Jamie Hamilton
- Born: James Garth Hamilton 1 July 1970 (age 56) Guildford, England
- Height: 1.74 m (5 ft 9 in)
- Weight: 80 kg (176 lb)

Rugby union career
- Position: Scrum half

Amateur team(s)
- Years: Team / Apps / (Points)
- 1986–1990: Lincoln

Senior career
- Years: Team / Apps / (Points)
- 1990–2003: Leicester Tigers / 184 / (118)
- Correct as of July 2016

International career
- Years: Team / Apps / (Points)
- England Sevens

National sevens team
- Years: Team /  / Comps
- 2001: England 7s /  / Hong Kong and Shanghai

= Jamie Hamilton (rugby union) =

English rugby union player

James Garth Hamilton (born 1 July 1970) was a professional rugby union scrum half who played for Leicester Tigers from 1990 to 2003. During this time, he featured in two Heineken Cup finals in 2001 and 2002 as well as two Pilkington Cup finals at Twickenham.
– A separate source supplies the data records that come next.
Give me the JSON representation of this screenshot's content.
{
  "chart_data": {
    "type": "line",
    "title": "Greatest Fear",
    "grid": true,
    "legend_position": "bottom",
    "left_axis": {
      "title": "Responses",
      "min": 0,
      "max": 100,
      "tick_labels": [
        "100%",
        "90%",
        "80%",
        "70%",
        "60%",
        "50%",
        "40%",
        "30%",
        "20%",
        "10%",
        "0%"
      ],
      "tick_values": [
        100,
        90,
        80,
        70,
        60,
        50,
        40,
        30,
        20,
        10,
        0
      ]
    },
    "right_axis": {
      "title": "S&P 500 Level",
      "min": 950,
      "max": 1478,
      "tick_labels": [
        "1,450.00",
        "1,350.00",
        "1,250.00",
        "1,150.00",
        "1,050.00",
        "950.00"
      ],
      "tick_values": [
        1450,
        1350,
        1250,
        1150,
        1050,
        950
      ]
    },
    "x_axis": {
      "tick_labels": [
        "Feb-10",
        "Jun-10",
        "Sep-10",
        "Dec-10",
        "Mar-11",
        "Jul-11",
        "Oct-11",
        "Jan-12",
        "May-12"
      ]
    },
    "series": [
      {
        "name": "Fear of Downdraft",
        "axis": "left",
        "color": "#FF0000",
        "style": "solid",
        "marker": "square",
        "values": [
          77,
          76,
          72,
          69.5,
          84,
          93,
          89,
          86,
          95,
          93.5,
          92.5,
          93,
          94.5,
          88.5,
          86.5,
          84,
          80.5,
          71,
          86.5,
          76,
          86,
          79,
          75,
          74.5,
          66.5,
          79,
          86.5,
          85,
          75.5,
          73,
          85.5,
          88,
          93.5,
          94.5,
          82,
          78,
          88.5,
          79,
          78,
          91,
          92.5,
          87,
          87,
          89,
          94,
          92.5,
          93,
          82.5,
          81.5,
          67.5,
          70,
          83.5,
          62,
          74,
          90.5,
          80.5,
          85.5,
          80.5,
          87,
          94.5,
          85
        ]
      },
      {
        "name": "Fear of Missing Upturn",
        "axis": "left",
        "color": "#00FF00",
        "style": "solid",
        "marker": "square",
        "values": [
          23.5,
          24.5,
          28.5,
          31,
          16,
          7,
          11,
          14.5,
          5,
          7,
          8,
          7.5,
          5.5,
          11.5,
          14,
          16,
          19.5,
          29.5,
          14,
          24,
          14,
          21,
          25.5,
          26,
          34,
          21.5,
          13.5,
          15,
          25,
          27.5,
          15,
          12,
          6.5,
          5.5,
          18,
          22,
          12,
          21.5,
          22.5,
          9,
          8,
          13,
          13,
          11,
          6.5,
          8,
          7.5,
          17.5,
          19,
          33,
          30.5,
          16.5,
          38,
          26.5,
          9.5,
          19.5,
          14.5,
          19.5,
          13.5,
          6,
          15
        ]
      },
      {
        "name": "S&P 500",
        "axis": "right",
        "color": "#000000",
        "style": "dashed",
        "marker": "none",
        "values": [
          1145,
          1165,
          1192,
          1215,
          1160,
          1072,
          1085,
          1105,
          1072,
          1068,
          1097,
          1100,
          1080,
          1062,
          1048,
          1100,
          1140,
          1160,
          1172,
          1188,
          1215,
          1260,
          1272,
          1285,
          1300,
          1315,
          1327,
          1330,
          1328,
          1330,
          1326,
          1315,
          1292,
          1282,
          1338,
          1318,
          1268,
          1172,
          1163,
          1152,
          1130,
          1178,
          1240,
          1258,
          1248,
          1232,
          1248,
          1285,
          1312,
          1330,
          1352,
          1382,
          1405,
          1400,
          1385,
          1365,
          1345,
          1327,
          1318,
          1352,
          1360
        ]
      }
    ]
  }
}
Hamilton played 184 games for Leicester where he played in five Premiership title winning campaigns.

Hamilton made his Tigers debut against Nuneaton on 29 December 1990 and ended his playing career with Nuneaton in 2004.

He was also a keen Sevens player and represented England national rugby sevens team at Hong Kong and during the 2001 World Series.

In 2008, he moved to New Zealand to take up a position as a Performance Analyst with the Crusaders in Super Rugby.
It was during this time that he worked with the Māori All Blacks travelling to the UK in 2012, USA and Canada in 2013 and Japan in 2014.

In 2015, he left the Crusaders to become the All Blacks Performance Analyst.